The ruins of a 3,400-year-old lost city — complete with a palace and a sprawling fort — have been unearthed in Mosul, Iraq after extreme drought severely depleted water levels in the country’s largest reservoir, archaeologists announced Monday.
The Bronze Age settlement, long engulfed by the Tigris River, emerged earlier this year in the Mosul Dam, and researchers raced to excavate the ancient city before the dam was refilled. The discovery is just the latest example of how drought conditions fueled by climate change are yielding unexpected finds: last month, in Nevada, falling water levels in Lake Mead turned up a pair of decades-old skeletal remains.
The Iraqi ancient city, located in the Kurdistan region at a site known as Kemune, was documented by a team of German and Kurdish archaeologists. The settlement was likely a key hub during the Mittani Empire, from 1550 to 1350 B.C., said Ivana Puljiz, a junior professor of Near Eastern archaeology at the University of Freiburg in Germany and a member of the research team.
“Since the city was located directly on the Tigris, it may have played an important role in connecting the core region of the Mittani Empire, which was located in present-day northeastern Syria, and the empire’s eastern periphery,” Puljiz said.
Towers, a monumental palace and several other large buildings are among the surviving ruins of the fortified outpost. The archaeologists said the settlement is thought to be the ancient city of Zakhiku, once a buzzing political center in the region.
The researchers said the fortification walls — standing several meters tall in some places — are surprisingly well preserved despite being constructed of sun-dried mud bricks. The Bronze Age city was destroyed in an earthquake that struck the region sometime around 1350 B.C., according to the archaeologists. The natural disaster likely caused the upper parts of the walls to bury most of the surviving buildings, keeping them in relatively good condition over millennia, they added.
The dig at Kemune also uncovered five ceramic vessels that contained more than 100 tablets inscribed with cuneiform script. The artifacts, which the archaeologists said may be some form of ancient correspondence, date to the Middle Assyrian period, shortly after the fateful earthquake.
“It is close to a miracle that cuneiform tablets made of unfired clay survived so many decades under water,” Peter Pfälzner, director of the Department of Near Eastern Archaeology at the University of Tübingen in Germany and a member of the research team, said in a statement.

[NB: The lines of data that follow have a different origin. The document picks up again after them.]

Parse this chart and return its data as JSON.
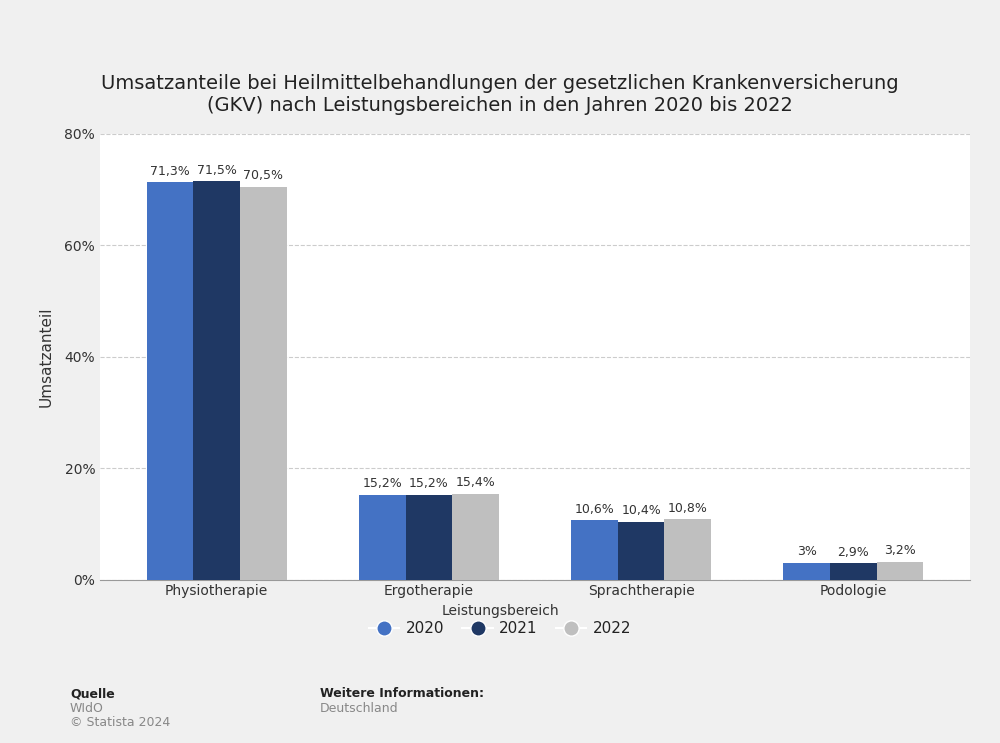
{
  "title": "Umsatzanteile bei Heilmittelbehandlungen der gesetzlichen Krankenversicherung\n(GKV) nach Leistungsbereichen in den Jahren 2020 bis 2022",
  "categories": [
    "Physiotherapie",
    "Ergotherapie",
    "Sprachtherapie",
    "Podologie"
  ],
  "years": [
    "2020",
    "2021",
    "2022"
  ],
  "values": {
    "2020": [
      71.3,
      15.2,
      10.6,
      3.0
    ],
    "2021": [
      71.5,
      15.2,
      10.4,
      2.9
    ],
    "2022": [
      70.5,
      15.4,
      10.8,
      3.2
    ]
  },
  "labels": {
    "2020": [
      "71,3%",
      "15,2%",
      "10,6%",
      "3%"
    ],
    "2021": [
      "71,5%",
      "15,2%",
      "10,4%",
      "2,9%"
    ],
    "2022": [
      "70,5%",
      "15,4%",
      "10,8%",
      "3,2%"
    ]
  },
  "colors": {
    "2020": "#4472C4",
    "2021": "#1F3864",
    "2022": "#BFBFBF"
  },
  "ylabel": "Umsatzanteil",
  "ylim": [
    0,
    80
  ],
  "yticks": [
    0,
    20,
    40,
    60,
    80
  ],
  "ytick_labels": [
    "0%",
    "20%",
    "40%",
    "60%",
    "80%"
  ],
  "legend_title": "Leistungsbereich",
  "background_color": "#f0f0f0",
  "plot_bg_color": "#ffffff",
  "footer_source_label": "Quelle",
  "footer_source": "WIdO",
  "footer_copyright": "© Statista 2024",
  "footer_info_label": "Weitere Informationen:",
  "footer_info": "Deutschland",
  "title_fontsize": 14,
  "axis_label_fontsize": 11,
  "tick_fontsize": 10,
  "bar_label_fontsize": 9,
  "legend_fontsize": 11
}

The archaeological site was uncovered after water levels in the Mosul Dam were drawn down beginning in December to prevent crops from drying out. The region has been plagued by low rainfall and ongoing drought, both exacerbated by climate change.
Over the course of January and February, the archaeologists raced to map and excavate as much of the the ancient city as they could while it remained exposed.
“We were under a lot of pressure since it was unclear how much time we would have and when the water would rise again,” Puljiz said. “We owe the great results to an extremely motivated and dedicated team that worked almost nonstop for several weeks in all kinds of weather including snow, rain, fog, hail and storms.”
Puljiz said scientists have known about the ancient city for some time, but the site has been continuously under water since the Mosul Dam was constructed in the 1980s.
Drought in the region briefly caused part of the settlement to resurface in 2018, allowing Puljiz and her team to excavate sections of the palace. It was during that field work that she said she began to suspect the structure was part of a much larger city at Kemune.
“It was not until mid-December 2021 that the water level of the Mosul reservoir surprisingly dropped for the first time in three years,” she said. “My colleagues and I knew immediately that we had no time to lose.”
To help preserve the ancient settlement, the archaeologists covered the ruins with plastic coating and filled the site in with gravel, which they said will protect the walls of unbaked clay.
Puljiz added that water levels in the dam have been gradually rising since February, and the city is now submerged again.